Então não foi um devaneio da minha mente. 

Não foi apenas pensamentos aleatórios de um sonho sem sentido. 

Não. 

Esse homem existe mesmo.

Coloco uma calça jeans e uma camiseta qualquer. Não penso muito no que estou fazendo, mas sinto como se não houvesse outra opção. Não sei nem se conseguiria controlar esse frenesi que parece acender cada célula do meu corpo. 

— Vou até o hospital e volto mais tarde. — aviso meus pais ao sair, mas não espero por resposta. Eu só preciso ir. Aquele branco que sentia vagar dentro da minha cabeça, por algum motivo que não sei explicar, parece parar de se mover, como se a expectativa e a excitação de entender o que houve, fosse tão eletrizante, tão profundo que travou qualquer outra reação que não seja a de me aproximar cada vez mais dele.

Nunca vi quinze minutos durarem tanto. A cada quarteirão em que o motorista vira, parece que voltamos dois. Como se estivéssemos em um jogo vivo de tabuleiro.

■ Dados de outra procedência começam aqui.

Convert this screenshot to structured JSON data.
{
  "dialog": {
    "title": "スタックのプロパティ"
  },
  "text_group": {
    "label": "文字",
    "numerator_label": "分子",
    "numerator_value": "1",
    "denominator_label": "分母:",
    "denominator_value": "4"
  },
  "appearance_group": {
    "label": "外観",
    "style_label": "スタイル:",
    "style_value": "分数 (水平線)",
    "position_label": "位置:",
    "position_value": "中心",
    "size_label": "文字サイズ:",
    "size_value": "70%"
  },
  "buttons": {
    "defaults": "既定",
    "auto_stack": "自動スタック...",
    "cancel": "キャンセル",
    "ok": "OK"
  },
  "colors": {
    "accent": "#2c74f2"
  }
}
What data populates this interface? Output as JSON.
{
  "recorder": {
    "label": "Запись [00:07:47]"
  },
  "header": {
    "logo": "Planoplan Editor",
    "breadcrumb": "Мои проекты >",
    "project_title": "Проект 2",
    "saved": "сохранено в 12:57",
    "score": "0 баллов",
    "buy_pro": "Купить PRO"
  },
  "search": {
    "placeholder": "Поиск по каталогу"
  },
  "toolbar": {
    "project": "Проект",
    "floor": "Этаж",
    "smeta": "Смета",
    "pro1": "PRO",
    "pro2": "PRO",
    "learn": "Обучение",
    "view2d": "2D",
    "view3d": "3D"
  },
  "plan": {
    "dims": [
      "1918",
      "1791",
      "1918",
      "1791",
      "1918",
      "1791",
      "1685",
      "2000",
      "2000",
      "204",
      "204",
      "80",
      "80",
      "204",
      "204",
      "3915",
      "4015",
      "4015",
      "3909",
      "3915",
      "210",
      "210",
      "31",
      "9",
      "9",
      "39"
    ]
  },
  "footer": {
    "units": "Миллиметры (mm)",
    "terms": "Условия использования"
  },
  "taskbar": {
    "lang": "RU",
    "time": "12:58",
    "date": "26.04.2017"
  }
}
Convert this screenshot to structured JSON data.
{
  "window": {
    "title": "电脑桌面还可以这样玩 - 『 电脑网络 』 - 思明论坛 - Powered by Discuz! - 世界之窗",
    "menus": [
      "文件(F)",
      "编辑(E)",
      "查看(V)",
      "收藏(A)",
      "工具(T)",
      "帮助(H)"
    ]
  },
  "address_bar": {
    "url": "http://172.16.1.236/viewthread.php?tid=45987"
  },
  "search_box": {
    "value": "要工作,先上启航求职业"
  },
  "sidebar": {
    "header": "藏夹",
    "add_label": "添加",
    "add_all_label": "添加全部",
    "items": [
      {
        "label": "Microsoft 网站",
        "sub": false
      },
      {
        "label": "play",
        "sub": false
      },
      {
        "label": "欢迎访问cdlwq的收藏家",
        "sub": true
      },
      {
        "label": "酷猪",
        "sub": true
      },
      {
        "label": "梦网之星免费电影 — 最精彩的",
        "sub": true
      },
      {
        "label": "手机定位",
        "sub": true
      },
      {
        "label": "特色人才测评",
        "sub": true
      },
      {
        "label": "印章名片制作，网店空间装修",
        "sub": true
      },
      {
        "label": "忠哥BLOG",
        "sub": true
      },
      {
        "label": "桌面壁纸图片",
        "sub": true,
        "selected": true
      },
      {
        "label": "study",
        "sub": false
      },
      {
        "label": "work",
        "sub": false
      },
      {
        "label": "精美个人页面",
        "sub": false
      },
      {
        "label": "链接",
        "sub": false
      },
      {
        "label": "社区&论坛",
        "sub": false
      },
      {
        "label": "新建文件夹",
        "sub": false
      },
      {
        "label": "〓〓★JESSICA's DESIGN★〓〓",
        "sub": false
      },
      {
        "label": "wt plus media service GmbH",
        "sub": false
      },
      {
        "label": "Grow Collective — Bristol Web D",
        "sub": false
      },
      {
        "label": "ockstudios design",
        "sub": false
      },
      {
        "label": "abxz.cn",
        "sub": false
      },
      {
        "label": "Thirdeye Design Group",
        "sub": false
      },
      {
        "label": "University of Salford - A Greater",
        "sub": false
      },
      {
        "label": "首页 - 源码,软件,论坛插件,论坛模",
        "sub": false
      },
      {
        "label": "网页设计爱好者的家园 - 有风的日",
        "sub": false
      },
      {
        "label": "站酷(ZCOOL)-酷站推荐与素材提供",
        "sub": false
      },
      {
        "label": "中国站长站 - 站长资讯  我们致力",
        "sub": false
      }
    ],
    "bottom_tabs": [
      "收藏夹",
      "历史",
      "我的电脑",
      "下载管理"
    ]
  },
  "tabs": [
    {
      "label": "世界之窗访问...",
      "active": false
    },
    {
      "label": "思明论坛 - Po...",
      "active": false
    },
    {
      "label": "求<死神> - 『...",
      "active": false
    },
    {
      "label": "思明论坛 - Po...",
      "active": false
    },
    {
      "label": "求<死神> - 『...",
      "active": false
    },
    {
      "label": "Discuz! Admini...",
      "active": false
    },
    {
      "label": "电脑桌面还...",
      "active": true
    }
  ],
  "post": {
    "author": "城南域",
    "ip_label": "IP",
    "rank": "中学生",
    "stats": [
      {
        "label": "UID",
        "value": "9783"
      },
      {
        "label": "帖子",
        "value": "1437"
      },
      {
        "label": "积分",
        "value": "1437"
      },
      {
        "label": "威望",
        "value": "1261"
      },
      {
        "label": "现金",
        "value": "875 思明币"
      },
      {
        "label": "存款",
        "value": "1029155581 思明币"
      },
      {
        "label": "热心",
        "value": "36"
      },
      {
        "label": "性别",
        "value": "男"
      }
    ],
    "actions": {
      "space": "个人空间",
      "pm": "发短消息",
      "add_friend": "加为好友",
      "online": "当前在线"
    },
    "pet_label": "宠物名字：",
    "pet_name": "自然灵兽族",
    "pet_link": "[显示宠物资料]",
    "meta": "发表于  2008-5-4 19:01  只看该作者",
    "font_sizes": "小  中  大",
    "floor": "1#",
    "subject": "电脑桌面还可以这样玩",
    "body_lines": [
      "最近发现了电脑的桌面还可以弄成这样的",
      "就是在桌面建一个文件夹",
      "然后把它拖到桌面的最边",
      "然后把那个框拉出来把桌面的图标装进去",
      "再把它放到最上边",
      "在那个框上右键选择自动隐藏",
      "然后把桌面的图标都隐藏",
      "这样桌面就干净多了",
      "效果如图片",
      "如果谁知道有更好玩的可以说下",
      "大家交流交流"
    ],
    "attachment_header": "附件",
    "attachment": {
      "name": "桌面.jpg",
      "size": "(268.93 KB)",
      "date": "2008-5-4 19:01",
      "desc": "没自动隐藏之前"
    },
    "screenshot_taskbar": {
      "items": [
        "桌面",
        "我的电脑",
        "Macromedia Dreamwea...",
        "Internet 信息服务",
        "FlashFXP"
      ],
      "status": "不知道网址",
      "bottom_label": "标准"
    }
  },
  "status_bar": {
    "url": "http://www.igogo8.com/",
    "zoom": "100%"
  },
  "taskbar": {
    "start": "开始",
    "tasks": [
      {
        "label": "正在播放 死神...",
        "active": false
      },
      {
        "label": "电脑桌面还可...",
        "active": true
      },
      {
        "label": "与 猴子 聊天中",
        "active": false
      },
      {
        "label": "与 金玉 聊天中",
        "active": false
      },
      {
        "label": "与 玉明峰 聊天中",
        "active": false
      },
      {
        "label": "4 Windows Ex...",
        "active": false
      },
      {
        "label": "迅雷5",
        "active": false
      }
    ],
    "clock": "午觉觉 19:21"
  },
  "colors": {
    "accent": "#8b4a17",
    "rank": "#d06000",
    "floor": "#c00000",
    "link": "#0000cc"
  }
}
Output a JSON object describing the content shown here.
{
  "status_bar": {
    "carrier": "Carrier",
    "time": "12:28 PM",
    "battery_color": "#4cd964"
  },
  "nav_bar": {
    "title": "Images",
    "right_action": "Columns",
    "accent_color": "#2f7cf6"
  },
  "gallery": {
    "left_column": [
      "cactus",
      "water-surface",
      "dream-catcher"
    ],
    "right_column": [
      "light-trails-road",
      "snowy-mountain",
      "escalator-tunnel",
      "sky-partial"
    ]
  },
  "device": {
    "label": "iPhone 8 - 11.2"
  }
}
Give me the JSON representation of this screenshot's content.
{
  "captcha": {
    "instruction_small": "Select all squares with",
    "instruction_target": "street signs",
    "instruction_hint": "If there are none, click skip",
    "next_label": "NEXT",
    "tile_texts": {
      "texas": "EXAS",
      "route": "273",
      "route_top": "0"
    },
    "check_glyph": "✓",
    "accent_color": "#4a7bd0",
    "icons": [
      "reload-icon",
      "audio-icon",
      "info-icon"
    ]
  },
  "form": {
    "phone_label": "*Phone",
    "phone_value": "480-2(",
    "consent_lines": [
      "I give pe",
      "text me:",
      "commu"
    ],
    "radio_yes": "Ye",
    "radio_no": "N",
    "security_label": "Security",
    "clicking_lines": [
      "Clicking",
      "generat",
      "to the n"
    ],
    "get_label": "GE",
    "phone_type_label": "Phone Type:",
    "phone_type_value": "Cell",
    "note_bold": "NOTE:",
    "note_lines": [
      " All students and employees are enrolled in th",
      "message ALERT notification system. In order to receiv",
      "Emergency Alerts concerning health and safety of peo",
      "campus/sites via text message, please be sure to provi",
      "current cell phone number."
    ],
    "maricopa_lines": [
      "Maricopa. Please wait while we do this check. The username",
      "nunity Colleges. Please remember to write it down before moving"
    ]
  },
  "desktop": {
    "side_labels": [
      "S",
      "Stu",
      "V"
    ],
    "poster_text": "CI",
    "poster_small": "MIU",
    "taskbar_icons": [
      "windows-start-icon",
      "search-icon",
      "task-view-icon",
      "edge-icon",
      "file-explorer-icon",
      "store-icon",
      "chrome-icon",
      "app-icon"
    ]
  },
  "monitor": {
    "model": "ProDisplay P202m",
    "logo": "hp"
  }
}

Minhas pernas ficam inquietas e limpo as palmas abertas na calça, que suam mais do que deveriam. Estou nervosa. Talvez até receba uma nota baixa, pois pareço uma drogada. Uma usuária em plena dependência.

Evito pensar nesse impulso, nessa falta de juízo de ir em busca de alguém que nem conheço. Ou conheço?  Pretendo desvendar esse mistério essa noite, de qualquer forma. 

A movimentação do carro diminui e ele estaciona em frente a uma grande casa bonita. Desço e fico parada na entrada. Nenhuma lembrança. Nada que poderia ativar qualquer coisa. Nenhuma mísera recordação. Não posso negar que isso me decepciona um pouco, mas não tem como ser pior do que já vem sendo, então, respiro fundo e aperto a campainha.

Assim que a porta é aberta e ele aparece, com toda aquela presença firme e imponente, meu peito se infla. Ele é ainda mais perfeito de perto.

— Alice? — seu timbre grosso, cheio de surpresa, só confirma que isso tudo é real. Meu coração dá uma cambalhota estranha, como se meu corpo o reconhecesse antes mesmo da minha mente, pois sinto o arrepio percorrer toda a minha pele e sussurro quando a emoção parece escorrer para fora de mim.

— Nath. — digo e sua expressão se torna branda com a minha voz, mas apenas por um segundo, porque outra reação loga muda seu semblante e não consigo definir exatamente. Ele não esperava me ver, pelo jeito. Sua boca se abre, mas se fecha novamente na sequência, desistindo de dizer algo. O que aconteceu entre nós? Essa pergunta parece estampada na minha cara, pois ele balança a cabeça e abre espaço, como se adivinhasse minha confusão.

— Entre. — diz e passo por ele com cuidado, evitando encostar sem querer, pois tudo indica que não sou bem-vinda nesse lugar e isso dói mais do que eu poderia entender agora.